Patty nodded. Mrs. Duff-Scott tried to keep him to dinner, but he said he had no time to stay. So the cab departed with him, and his betrothed was hurried upstairs to her bedroom, where there ensued a great commotion. Even Mrs. Duff-Scott, who had tried to stand upon her dignity a little, was unable to do so, and shared the feverish excitement that possessed the younger sisters. They were all a little off their heads—as, indeed, they must have been more than women not to be.

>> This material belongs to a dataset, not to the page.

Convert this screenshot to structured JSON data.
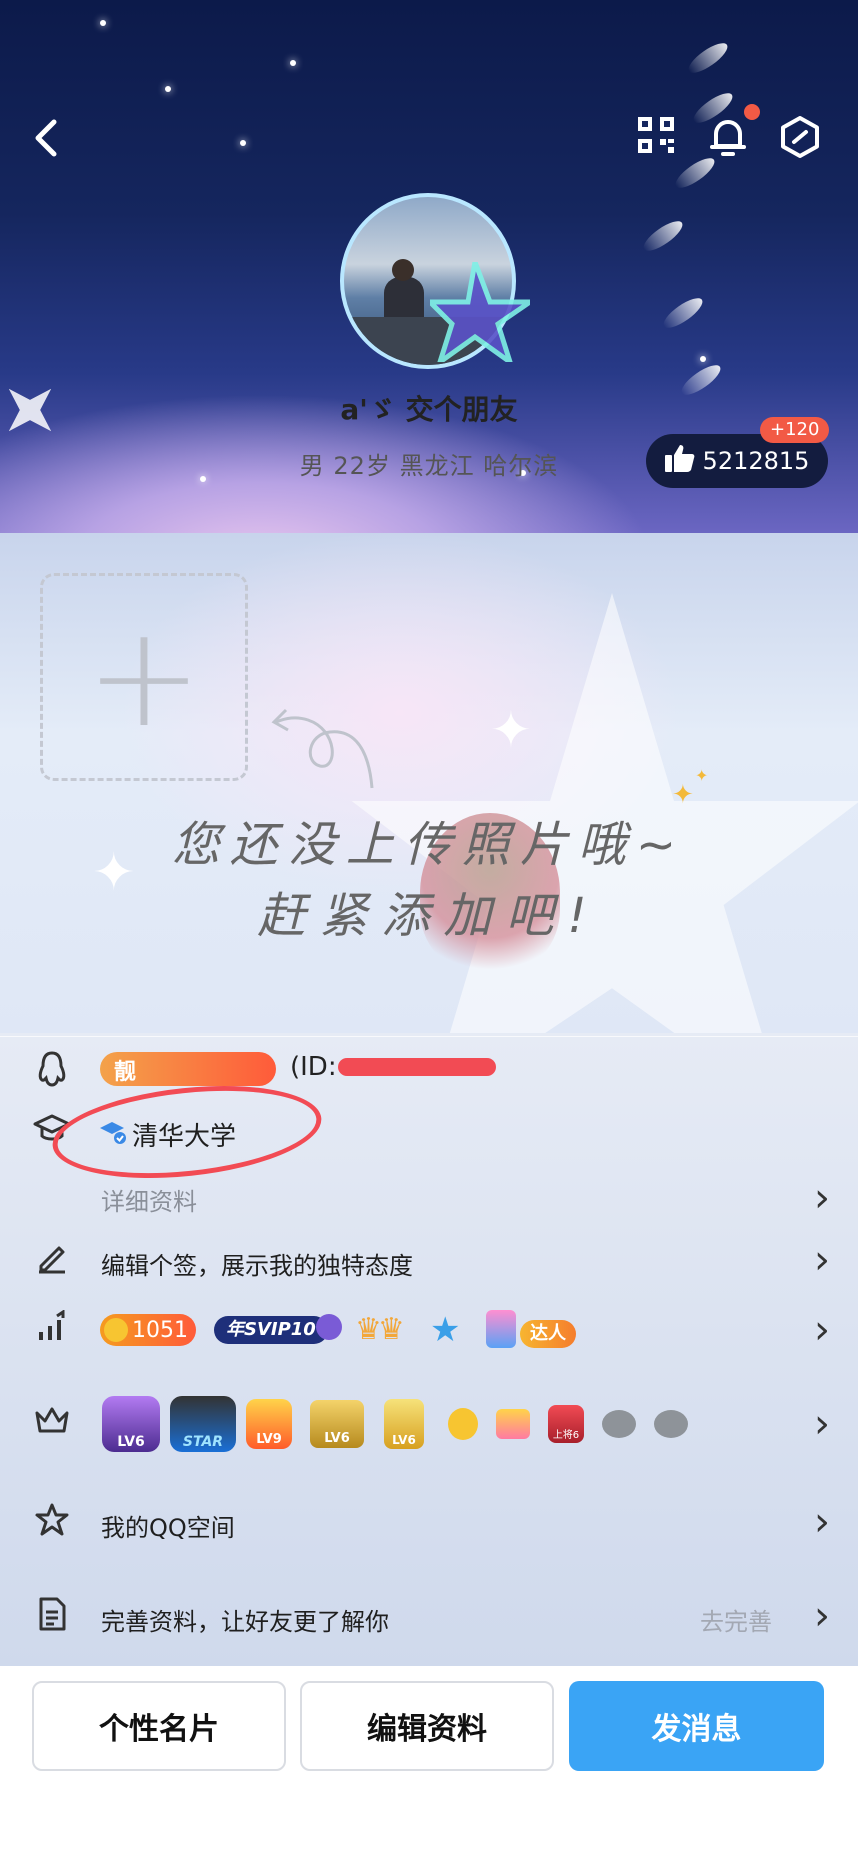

The explanations and counter-explanations, the fervid congratulations, the irrepressible astonishment, the loving curiosity, the tearful raptures, the wild confusion of tongues and miscellaneous caresses, were very bewildering and upsetting. They did, in fact, bring on that attack of hysterics, the first and last in Elizabeth's life, which had been slowly generating in her healthy nervous system under the severe and various trials of the day. This little accident sobered them down, and reminded them of Mr. Yelverton's command that Elizabeth was to be made to rest herself. The heiress was accordingly laid upon a sofa, much against her wish, and composed with sal-volatile, and eau-de-cologne, and tea, and fans, and a great deal of kissing and petting.